L’OCDE a été au premier plan pour documenter la hausse des inégalités depuis plusieurs décennies. Les chiffres sont frappants : au sein de l'OCDE, le revenu disponible moyen des 10% les plus riches de la population s'élève aujourd’hui en moyenne à environ neuf fois et demi celui des 10% les plus pauvres. Il y a 25 ans le facteur était de 7 à 1. Les inégalités de patrimoine sont encore plus prononcées, puisque les 10% les plus riches détiennent la moitié du patrimoine, alors que les 40% les plus pauvres n'en détiennent que 3%. La crise financière a renforcé ces tendances qui préexistaient: les bénéfices de la croissance profitaient déjà majoritairement aux revenus les plus élevés avant 2008, et ce y compris durant les périodes de fort développement économique. Dans de nombreux pays émergents ou en voie de développement, malgré la réduction considérable de la pauvreté les inégalités sont toujours élevées.
Nous avons depuis longtemps insisté sur la nature multidimensionnelle des inégalités. Le statut socio-économique influence fortement les perspectives d’emploi, la qualité du travail, l'état de santé, l’éducation et d’autres dimensions (y compris l'accès à des réseaux) importantes pour le bien-être. Les enfants dont les parents n’ont pas fait d'études au-delà du secondaire n’ont que 15% de chances d’aller à l’université, comparé à 60% pour ceux dont au moins un parent est diplômé du supérieur. Un retard acquis dès le plus jeune âge peut avoir des conséquences tout au long de sa vie. Un déficit d’éducation n’entraine pas seulement des salaires plus bas mais aussi, et de manière plus inquiétante, une espérance de vie plus courte. Au sein de l'OCDE, un homme de 25 ans ayant fait des études supérieures peut espérer vivre presque 8 ans de plus en moyenne que son homologue moins diplômé ; la différence est de 4,6 ans pour les femmes.
L'accumulation d'un manque d'opportunités en termes d’éducation, de compétences et d’emploi peut conduire les personnes à des situations où elles sont très vulnérables, notamment lorsqu’elles sont exposées à des catastrophes environnementales ou à des situations de violence. En raison de ces inégalités multidimensionnelles, alors que certains individus, villes et régions prospèrent, d’autres décrochent complétement.
Cela n’est pas seulement inacceptable et insoutenable éthiquement et socialement; les inégalités ont aussi un impact sur la productivité et les perspectives de croissance. Le rapport de l’OCDE sur l'articulation Productivité-Inclusivité alerte sur le fait que les familles modestes et les régions en retard n’ont ni les moyens pour investir pour leur propre futur, ni le capital nécessaire pour réussir à l'avenir. Dans ce rapport et d’autres, nous avons étudié comment créer un cadre propice qui peut soutenir les personnes, régions et entreprises et les aider à réaliser leur plein potentiel. Ce n’est pas qu’une question de politiques de redistribution, mais aussi de tout le cadre économique qui doit incorporer des considérations d’équité dès le début.
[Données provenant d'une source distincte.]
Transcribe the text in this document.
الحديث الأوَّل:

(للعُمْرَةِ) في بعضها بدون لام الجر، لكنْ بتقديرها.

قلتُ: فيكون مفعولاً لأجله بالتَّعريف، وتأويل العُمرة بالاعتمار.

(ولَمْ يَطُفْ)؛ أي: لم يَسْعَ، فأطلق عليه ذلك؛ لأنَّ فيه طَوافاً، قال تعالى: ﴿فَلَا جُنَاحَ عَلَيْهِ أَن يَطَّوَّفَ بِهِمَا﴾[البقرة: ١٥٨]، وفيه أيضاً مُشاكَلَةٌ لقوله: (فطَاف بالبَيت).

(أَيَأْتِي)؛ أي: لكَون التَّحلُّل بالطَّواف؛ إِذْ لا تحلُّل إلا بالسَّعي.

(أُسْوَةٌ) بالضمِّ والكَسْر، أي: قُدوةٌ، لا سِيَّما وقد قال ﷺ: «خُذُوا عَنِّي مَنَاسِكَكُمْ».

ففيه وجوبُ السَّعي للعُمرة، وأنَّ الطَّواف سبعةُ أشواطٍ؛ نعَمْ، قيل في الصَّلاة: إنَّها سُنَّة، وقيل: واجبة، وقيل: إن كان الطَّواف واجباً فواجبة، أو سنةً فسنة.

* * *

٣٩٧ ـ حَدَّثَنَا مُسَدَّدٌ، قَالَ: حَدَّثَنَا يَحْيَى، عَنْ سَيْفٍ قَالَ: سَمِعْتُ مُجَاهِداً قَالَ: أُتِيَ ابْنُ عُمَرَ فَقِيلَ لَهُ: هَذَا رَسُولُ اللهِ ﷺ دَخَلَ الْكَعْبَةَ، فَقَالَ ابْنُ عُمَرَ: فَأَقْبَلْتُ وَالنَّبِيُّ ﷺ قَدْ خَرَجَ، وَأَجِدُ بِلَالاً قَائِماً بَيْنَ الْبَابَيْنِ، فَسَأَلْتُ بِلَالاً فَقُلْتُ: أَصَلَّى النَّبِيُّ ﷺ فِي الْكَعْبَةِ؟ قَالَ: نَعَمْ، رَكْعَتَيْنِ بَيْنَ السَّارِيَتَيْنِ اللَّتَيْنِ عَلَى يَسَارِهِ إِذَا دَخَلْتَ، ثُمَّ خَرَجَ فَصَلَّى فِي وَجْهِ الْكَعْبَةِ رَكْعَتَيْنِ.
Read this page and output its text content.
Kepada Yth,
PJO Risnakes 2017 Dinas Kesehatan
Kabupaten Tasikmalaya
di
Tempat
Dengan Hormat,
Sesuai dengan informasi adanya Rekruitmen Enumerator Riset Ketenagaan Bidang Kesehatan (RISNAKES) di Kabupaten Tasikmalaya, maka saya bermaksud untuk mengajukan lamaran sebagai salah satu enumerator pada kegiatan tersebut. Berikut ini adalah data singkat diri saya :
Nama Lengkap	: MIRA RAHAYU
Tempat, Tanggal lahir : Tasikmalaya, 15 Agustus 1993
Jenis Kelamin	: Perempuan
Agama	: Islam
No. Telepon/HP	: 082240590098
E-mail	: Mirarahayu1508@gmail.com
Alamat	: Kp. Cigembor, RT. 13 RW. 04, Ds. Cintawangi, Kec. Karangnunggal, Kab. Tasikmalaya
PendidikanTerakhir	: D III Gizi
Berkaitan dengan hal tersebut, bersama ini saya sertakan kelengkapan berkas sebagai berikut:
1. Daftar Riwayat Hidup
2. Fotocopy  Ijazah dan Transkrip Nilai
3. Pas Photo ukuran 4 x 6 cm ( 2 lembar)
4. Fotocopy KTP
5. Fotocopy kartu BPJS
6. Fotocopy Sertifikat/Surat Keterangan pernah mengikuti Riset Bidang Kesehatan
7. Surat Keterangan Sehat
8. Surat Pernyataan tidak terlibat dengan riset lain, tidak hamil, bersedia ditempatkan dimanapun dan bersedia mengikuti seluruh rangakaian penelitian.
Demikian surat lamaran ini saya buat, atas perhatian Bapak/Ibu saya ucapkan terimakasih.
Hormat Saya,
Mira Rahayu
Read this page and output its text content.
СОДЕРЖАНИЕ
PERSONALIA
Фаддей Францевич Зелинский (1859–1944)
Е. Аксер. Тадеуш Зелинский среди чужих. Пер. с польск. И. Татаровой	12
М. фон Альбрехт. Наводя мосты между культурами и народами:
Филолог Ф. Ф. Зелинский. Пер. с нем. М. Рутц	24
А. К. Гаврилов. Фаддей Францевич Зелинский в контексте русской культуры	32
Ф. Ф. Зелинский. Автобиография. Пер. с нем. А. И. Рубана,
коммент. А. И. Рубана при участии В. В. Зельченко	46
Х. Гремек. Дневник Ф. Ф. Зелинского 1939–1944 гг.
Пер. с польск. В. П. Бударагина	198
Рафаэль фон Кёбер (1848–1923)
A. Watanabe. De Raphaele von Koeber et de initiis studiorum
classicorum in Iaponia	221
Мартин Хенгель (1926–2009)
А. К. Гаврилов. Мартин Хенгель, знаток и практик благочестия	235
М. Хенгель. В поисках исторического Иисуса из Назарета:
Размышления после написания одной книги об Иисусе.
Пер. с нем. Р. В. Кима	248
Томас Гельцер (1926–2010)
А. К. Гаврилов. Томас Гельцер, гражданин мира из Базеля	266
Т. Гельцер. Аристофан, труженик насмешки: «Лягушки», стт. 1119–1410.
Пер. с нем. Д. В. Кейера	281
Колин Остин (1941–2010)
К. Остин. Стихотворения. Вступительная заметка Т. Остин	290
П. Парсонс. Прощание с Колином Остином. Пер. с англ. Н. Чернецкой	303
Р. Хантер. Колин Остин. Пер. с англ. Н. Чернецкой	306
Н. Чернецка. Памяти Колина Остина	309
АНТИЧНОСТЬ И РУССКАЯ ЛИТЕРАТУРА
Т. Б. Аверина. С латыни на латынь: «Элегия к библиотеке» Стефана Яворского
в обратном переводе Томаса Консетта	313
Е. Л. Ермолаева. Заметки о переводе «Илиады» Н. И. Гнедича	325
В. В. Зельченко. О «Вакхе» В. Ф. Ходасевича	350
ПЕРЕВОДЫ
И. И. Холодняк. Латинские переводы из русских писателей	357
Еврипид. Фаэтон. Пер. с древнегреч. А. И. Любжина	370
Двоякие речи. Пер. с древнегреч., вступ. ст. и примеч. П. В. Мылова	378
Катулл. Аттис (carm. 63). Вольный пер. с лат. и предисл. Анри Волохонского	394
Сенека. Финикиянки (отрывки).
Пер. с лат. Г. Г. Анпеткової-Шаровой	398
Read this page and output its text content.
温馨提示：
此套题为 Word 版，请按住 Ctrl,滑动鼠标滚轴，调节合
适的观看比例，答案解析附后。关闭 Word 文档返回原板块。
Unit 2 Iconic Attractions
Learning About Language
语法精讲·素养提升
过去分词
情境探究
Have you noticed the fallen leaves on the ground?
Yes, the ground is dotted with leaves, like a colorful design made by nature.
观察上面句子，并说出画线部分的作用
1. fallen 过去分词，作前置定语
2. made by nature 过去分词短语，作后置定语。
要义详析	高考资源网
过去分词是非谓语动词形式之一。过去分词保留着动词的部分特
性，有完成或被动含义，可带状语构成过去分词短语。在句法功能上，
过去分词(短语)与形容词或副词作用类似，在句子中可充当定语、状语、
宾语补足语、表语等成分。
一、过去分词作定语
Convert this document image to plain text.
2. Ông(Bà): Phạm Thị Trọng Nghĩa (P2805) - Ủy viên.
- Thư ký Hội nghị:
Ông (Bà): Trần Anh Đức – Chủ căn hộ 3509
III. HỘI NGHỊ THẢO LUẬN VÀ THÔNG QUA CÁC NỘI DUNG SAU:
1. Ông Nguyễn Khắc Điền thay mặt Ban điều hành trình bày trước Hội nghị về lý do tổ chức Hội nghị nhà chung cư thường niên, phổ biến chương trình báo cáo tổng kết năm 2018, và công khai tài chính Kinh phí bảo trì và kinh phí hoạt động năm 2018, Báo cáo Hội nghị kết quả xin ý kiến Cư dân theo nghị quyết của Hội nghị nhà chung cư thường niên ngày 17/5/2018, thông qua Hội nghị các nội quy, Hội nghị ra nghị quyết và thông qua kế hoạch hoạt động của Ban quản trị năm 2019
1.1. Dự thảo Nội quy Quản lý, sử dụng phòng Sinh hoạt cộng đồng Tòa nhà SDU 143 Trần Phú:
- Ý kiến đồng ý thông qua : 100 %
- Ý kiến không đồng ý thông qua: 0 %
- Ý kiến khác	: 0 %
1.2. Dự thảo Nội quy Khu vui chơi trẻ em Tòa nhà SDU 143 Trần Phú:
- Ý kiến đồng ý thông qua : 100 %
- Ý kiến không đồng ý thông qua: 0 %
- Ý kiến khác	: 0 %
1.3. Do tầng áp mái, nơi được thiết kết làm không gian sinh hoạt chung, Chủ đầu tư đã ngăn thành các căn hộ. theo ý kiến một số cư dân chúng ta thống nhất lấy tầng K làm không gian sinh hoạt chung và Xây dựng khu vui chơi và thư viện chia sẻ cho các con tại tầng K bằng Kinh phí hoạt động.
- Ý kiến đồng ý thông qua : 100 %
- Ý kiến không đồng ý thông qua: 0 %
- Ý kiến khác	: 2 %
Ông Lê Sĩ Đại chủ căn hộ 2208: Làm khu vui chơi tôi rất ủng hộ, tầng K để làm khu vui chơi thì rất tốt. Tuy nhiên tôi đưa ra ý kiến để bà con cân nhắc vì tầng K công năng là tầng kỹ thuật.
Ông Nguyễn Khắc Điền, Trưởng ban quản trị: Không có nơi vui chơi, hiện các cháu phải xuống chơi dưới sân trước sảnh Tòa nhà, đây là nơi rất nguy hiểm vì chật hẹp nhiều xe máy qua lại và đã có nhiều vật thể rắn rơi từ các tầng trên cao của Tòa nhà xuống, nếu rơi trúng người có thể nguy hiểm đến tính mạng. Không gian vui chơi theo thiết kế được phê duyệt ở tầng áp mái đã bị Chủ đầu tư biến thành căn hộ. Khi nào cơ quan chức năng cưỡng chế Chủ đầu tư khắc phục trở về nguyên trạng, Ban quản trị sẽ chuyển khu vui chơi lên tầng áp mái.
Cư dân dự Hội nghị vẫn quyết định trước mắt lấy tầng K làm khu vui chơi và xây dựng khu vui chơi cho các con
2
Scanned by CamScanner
Intitulé « L’ascenseur social est-il en panne ? Comment promouvoir la mobilité sociale », le présent rapport met la lumière sur un autre aspect de la question des inégalités, celui de la mobilité sociale. Les résultats confirment les tendances inquiétantes observées dans toutes les autres dimensions des inégalités. Dans de nombreux pays, des familles et des communautés sont bloqués en bas de l’échelle sociale, surtout depuis le début des années 1980. Ceci signifie que les enfants nés en bas de la distribution des revenus ont peu de chances de s’élever et d’améliorer leur statut professionnel par rapport à leurs parents et aux générations qui précèdent. C’est ce qui génère un « plancher adhérent » en bas de l'échelle sociale. À l'autre extrémité, il existe aussi un "plafond adhérent", parce que l'inégalité implique aussi que ceux qui sont en haut de l'échelle y restent pour longtemps. Dans un « pays-type » de l'OCDE, il faudrait en moyenne cinq générations pour que les enfants de familles pauvres puissent atteindre le niveau du revenu moyen dans leur pays.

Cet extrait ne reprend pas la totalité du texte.